Patricia McDonald started Afton Press in 1993, with seed money from businessman Duncan McMillan. The company first existed in Afton, Minnesota, before moving to Minnesota's capital city of Saint Paul. Saint Paul and Minneapolis are collectively known as the Twin Cities.
Under General William T. Sherman's direction during the Civil War, Union soldiers burned down many of the buildings in Jackson, which is the capital city of Mississippi. Jackson native Harry A. Cole is the inventor of Pine-Sol.
Though Capital Hill Mall has been demolished, the mall was a magnet for new businesses in Montana's capital city of Helena when it first opened in 1965. Helena is known as the Queen City of the Rockies - Yellowstone and Glacier National Park are nearby attractions.
Raleigh, North Carolina, is also known as the City of Oaks. The city's namesake, Sir Walter Raleigh, founded the Roanoke Colony in North Carolina.
Bismarck, the capital of North Dakota, was founded as Camp Hancock, set up to guard crews working for the Northern Pacific Railway. In 1873 the camp was renamed after Chancellor Otto von Bismarck, to attract German financial resources.
Lincoln, Nebraska, is named for the 16th president of the United States. From 1901 to 2009, the annual Nebraska State Fair took place at the Lancaster County Fairgrounds in the capital city of Lincoln. After 2009, the fair was moved to Grand Island, Nebraska.
A group of third-graders, including Christa McAuliffe's son, traveled from Concord, New Hampshire, to Florida to observe the Space Shuttle Challenger's launch on January 28, 1986. McAuliffe taught social studies at Concord High School. Following the Challenger explosion, the shuttle program was grounded for nearly three years.
Mikhail Gorbachev visited Trenton, New Jersey, to speak at the Sovereign Bank Arena on April 18, 2005. George Washington famously crossed the Delaware River at Trenton.

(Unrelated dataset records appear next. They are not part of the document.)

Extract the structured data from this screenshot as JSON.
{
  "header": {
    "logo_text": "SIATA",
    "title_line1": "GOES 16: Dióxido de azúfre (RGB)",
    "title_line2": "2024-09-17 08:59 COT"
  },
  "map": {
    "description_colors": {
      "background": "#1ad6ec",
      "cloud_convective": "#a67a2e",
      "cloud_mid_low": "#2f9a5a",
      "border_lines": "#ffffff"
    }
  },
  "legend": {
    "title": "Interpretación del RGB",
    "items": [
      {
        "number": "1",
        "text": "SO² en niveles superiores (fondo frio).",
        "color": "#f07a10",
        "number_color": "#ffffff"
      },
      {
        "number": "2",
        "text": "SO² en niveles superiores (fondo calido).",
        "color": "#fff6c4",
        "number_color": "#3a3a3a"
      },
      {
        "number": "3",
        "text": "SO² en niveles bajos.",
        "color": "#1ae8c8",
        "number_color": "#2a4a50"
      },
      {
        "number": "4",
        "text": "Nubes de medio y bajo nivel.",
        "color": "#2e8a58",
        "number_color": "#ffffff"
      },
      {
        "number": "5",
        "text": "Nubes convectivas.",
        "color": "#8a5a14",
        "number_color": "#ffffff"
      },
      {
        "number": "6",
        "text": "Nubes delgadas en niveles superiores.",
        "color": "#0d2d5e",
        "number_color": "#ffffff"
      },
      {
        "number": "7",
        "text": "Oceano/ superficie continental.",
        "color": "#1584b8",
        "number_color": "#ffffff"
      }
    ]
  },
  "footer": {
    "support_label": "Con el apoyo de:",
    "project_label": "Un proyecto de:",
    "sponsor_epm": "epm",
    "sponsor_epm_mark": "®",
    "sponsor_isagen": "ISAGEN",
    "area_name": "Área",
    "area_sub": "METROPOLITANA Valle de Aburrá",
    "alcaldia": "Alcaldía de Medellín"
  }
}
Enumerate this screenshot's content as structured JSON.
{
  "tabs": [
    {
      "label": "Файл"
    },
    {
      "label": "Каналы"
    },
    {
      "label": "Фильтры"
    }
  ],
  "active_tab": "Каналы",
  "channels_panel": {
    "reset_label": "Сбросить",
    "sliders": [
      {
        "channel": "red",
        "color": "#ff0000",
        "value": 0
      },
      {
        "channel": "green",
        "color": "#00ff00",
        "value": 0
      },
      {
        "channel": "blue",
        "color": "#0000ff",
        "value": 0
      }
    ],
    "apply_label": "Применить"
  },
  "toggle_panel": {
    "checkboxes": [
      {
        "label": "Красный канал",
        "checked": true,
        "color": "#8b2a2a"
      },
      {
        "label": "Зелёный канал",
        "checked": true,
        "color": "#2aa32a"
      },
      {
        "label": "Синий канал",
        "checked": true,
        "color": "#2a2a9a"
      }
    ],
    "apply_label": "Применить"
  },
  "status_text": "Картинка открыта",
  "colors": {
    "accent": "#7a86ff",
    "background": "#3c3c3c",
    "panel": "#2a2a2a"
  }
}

Scores of collectors, consumers and artists have gathered at Santa Fe Indian Market every August since 1922. Surprisingly, Santa Fe is the oldest capital city in the United States.
"Nevada Day" is observed every year around the same time as Halloween in the state's capital, Carson City. The celebration features a parade, a beard contest, a run/walk, trick-or-treating and more.
The Dutch introduced its cultural Pentecostal holiday to Albany, New York, in the seventeenth century. African slaves of the Dutch carried on the annual tradition, which became a major feature of African American social life in the Hudson Valley by the year 1800.
Ohio's capital city of Columbus was founded in 1812, and during its formative years the city struggled to gain social and financial footing. Columbus withstood massive flooding, economic failures, cholera epidemics and heated competition from other Ohio cities for state capital rank.